Figure 9 – Distances from the state vector.
Trajectory result
At 21h45m55s UTC, on January 9th, 2024, the object penetrated into the atmosphere with an almost vertical trajectory, an entrance angle of 81° and a low velocity of 14 km/s. The luminous path started at an elevation of about 87 km and ended at 30 km, with a total duration of 4.5 seconds. The trajectory parameters indicate good chances for the survival of the object through the atmosphere and a short strewn field if any meteorites got dropped.
Unfortunately, the manual reduction could not give a good indication of the magnitude of the fireball and therefore it’s difficult to estimate the size of the object.
Figure 10 – 3D view of the trajectory
Figure 11 – Velocity as calculated by WMPL
Figure 12 – ground track
Figure 13 – Ground path of the trajectory on Google Earth map.

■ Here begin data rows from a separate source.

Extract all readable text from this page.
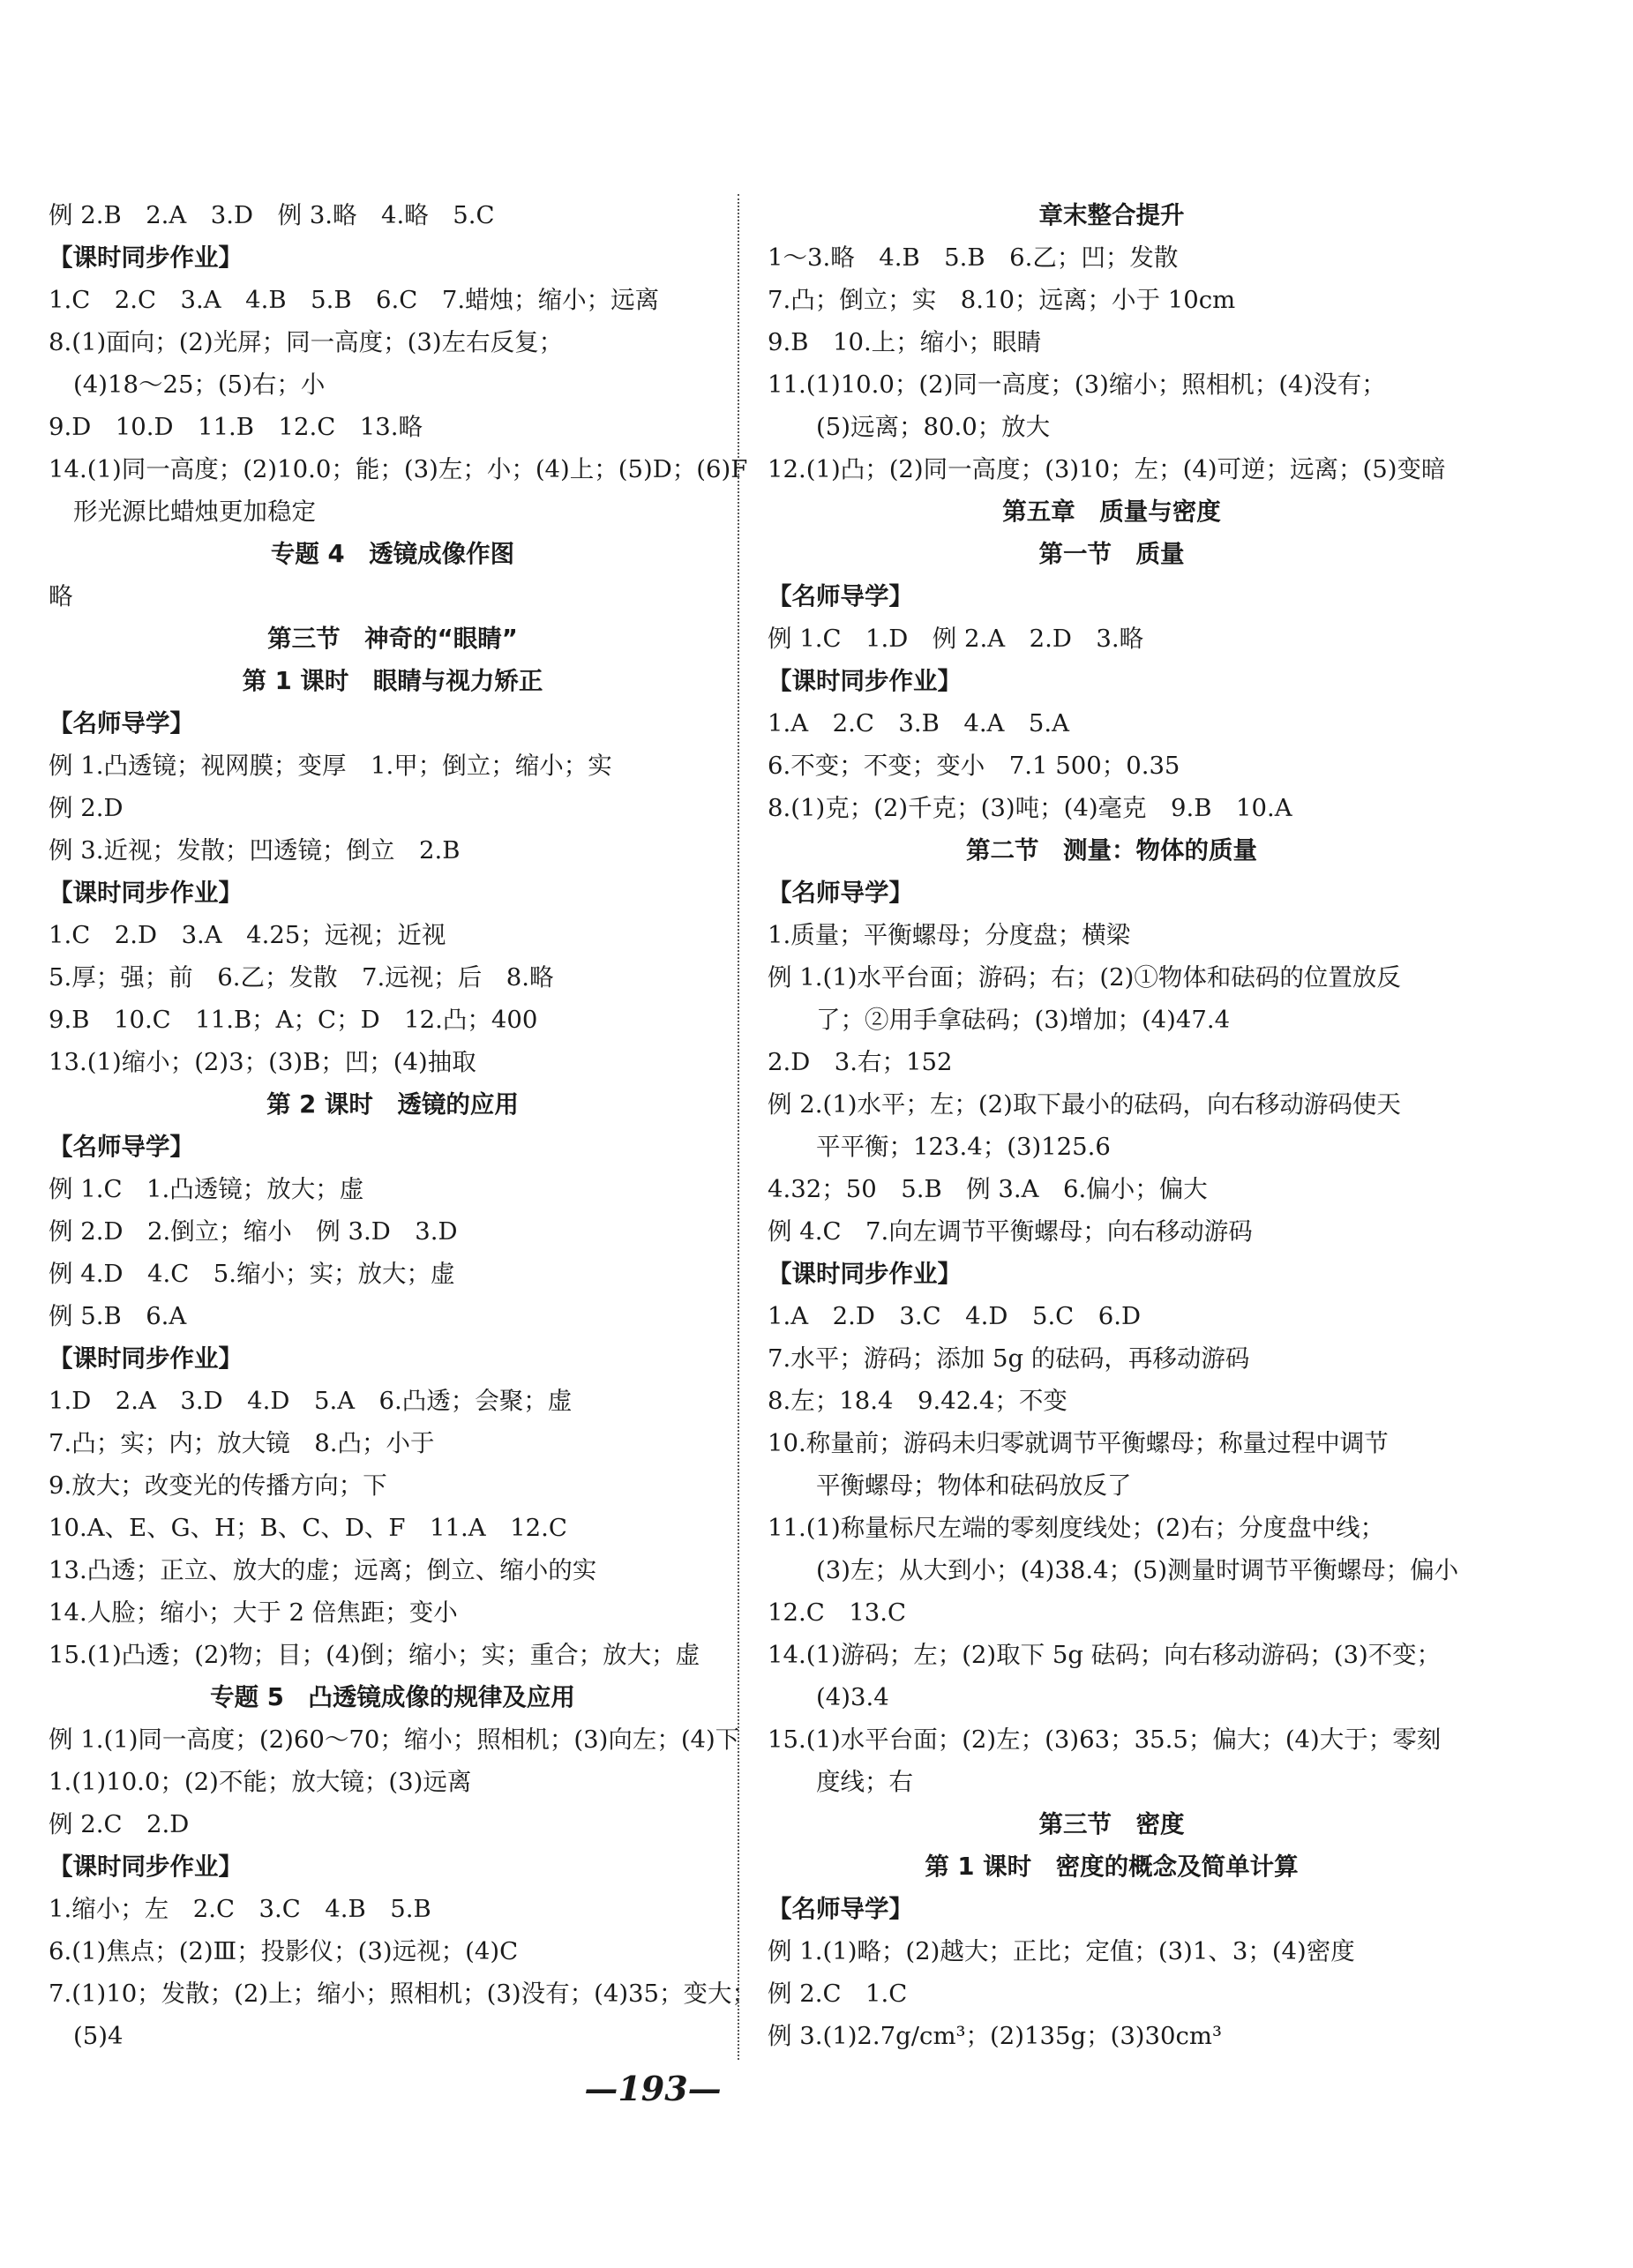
例 2.B　2.A　3.D　例 3.略　4.略　5.C
【课时同步作业】
1.C　2.C　3.A　4.B　5.B　6.C　7.蜡烛；缩小；远离
8.(1)面向；(2)光屏；同一高度；(3)左右反复；
(4)18～25；(5)右；小
9.D　10.D　11.B　12.C　13.略
14.(1)同一高度；(2)10.0；能；(3)左；小；(4)上；(5)D；(6)F
形光源比蜡烛更加稳定
专题 4　透镜成像作图
略
第三节　神奇的“眼睛”
第 1 课时　眼睛与视力矫正
【名师导学】
例 1.凸透镜；视网膜；变厚　1.甲；倒立；缩小；实
例 2.D
例 3.近视；发散；凹透镜；倒立　2.B
【课时同步作业】
1.C　2.D　3.A　4.25；远视；近视
5.厚；强；前　6.乙；发散　7.远视；后　8.略
9.B　10.C　11.B；A；C；D　12.凸；400
13.(1)缩小；(2)3；(3)B；凹；(4)抽取
第 2 课时　透镜的应用
【名师导学】
例 1.C　1.凸透镜；放大；虚
例 2.D　2.倒立；缩小　例 3.D　3.D
例 4.D　4.C　5.缩小；实；放大；虚
例 5.B　6.A
【课时同步作业】
1.D　2.A　3.D　4.D　5.A　6.凸透；会聚；虚
7.凸；实；内；放大镜　8.凸；小于
9.放大；改变光的传播方向；下
10.A、E、G、H；B、C、D、F　11.A　12.C
13.凸透；正立、放大的虚；远离；倒立、缩小的实
14.人脸；缩小；大于 2 倍焦距；变小
15.(1)凸透；(2)物；目；(4)倒；缩小；实；重合；放大；虚
专题 5　凸透镜成像的规律及应用
例 1.(1)同一高度；(2)60～70；缩小；照相机；(3)向左；(4)下
1.(1)10.0；(2)不能；放大镜；(3)远离
例 2.C　2.D
【课时同步作业】
1.缩小；左　2.C　3.C　4.B　5.B
6.(1)焦点；(2)Ⅲ；投影仪；(3)远视；(4)C
7.(1)10；发散；(2)上；缩小；照相机；(3)没有；(4)35；变大；
(5)4
章末整合提升
1～3.略　4.B　5.B　6.乙；凹；发散
7.凸；倒立；实　8.10；远离；小于 10cm
9.B　10.上；缩小；眼睛
11.(1)10.0；(2)同一高度；(3)缩小；照相机；(4)没有；
(5)远离；80.0；放大
12.(1)凸；(2)同一高度；(3)10；左；(4)可逆；远离；(5)变暗
第五章　质量与密度
第一节　质量
【名师导学】
例 1.C　1.D　例 2.A　2.D　3.略
【课时同步作业】
1.A　2.C　3.B　4.A　5.A
6.不变；不变；变小　7.1 500；0.35
8.(1)克；(2)千克；(3)吨；(4)毫克　9.B　10.A
第二节　测量：物体的质量
【名师导学】
1.质量；平衡螺母；分度盘；横梁
例 1.(1)水平台面；游码；右；(2)①物体和砝码的位置放反
了；②用手拿砝码；(3)增加；(4)47.4
2.D　3.右；152
例 2.(1)水平；左；(2)取下最小的砝码，向右移动游码使天
平平衡；123.4；(3)125.6
4.32；50　5.B　例 3.A　6.偏小；偏大
例 4.C　7.向左调节平衡螺母；向右移动游码
【课时同步作业】
1.A　2.D　3.C　4.D　5.C　6.D
7.水平；游码；添加 5g 的砝码，再移动游码
8.左；18.4　9.42.4；不变
10.称量前；游码未归零就调节平衡螺母；称量过程中调节
平衡螺母；物体和砝码放反了
11.(1)称量标尺左端的零刻度线处；(2)右；分度盘中线；
(3)左；从大到小；(4)38.4；(5)测量时调节平衡螺母；偏小
12.C　13.C
14.(1)游码；左；(2)取下 5g 砝码；向右移动游码；(3)不变；
(4)3.4
15.(1)水平台面；(2)左；(3)63；35.5；偏大；(4)大于；零刻
度线；右
第三节　密度
第 1 课时　密度的概念及简单计算
【名师导学】
例 1.(1)略；(2)越大；正比；定值；(3)1、3；(4)密度
例 2.C　1.C
例 3.(1)2.7g/cm³；(2)135g；(3)30cm³
—193—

Table 1 – The orbital elements of the fireball of 9 January 2024 at 21h45m55.0s UT as obtained with WMPL computation.
| ± | 95% CI | |||
| αg | 64.05 | 0.08 | [63.92, 64.17] | ° |
| δg | 44.86 | 0.02 | [+44.87, +44.96] | ° |
| Hb | 87.55 | 0,03 | [87.49, 87.58] | km |
| λb | 4.1814 | 0.0004 | [4.1809, 4.1821] | °E |
| φb | 49.6957 | 0.0001 | [49.6958, 49.6962] | °N |
| He | 30.14 | 0.004 | [30,14, 30,15] | km |
| λe | 4.301 | 0.0005 | [4.300, 4.302] | °E |
| φe | 49.7203 | 0.0001 | [49.7201, 49.7204] | °N |
| vꝏ | 13.96 | 0.005 | [13.94, 13.96] | km/s |
| vg | 8.45 | 0.008 | [8.42, 8.45] | km/s |
| a | 1.70 | 0.002 | [1.69, 1.70] | AU |
| q | 0.9379 | 0.0001 | [0.9378, 0.9382] | AU |
| e | 0.447 | 0.0006 | [0.445, 0.447] | – |
| ω | 211.78 | 0.05 | [211.69, 211.86] | ° |
| Ω | 288.78 | 0.00002 | [288.78, 288.78] | ° |
| i | 5.41 | 0.005 | [5.40, 5.42] | ° |
| Tj | 4.08 | 0.003 | [4.08, 4.09] |
Figure 14 – Monte Carlo geocentric radiant
Figure 15 – Side view of the orbit of the object
Figure 16 – Top view of the orbit of the object
Acknowledgment
This report was possible thanks to the efforts of camera owners: Jürgen Dörr, Kees Habraken, Steve Rau and Paul Roggemans who quickly checked their observations, as well as Paul’s knowledge of the camera network. And of course, to the programmers of the open source softwares RMS and WesternMeteorPyLib.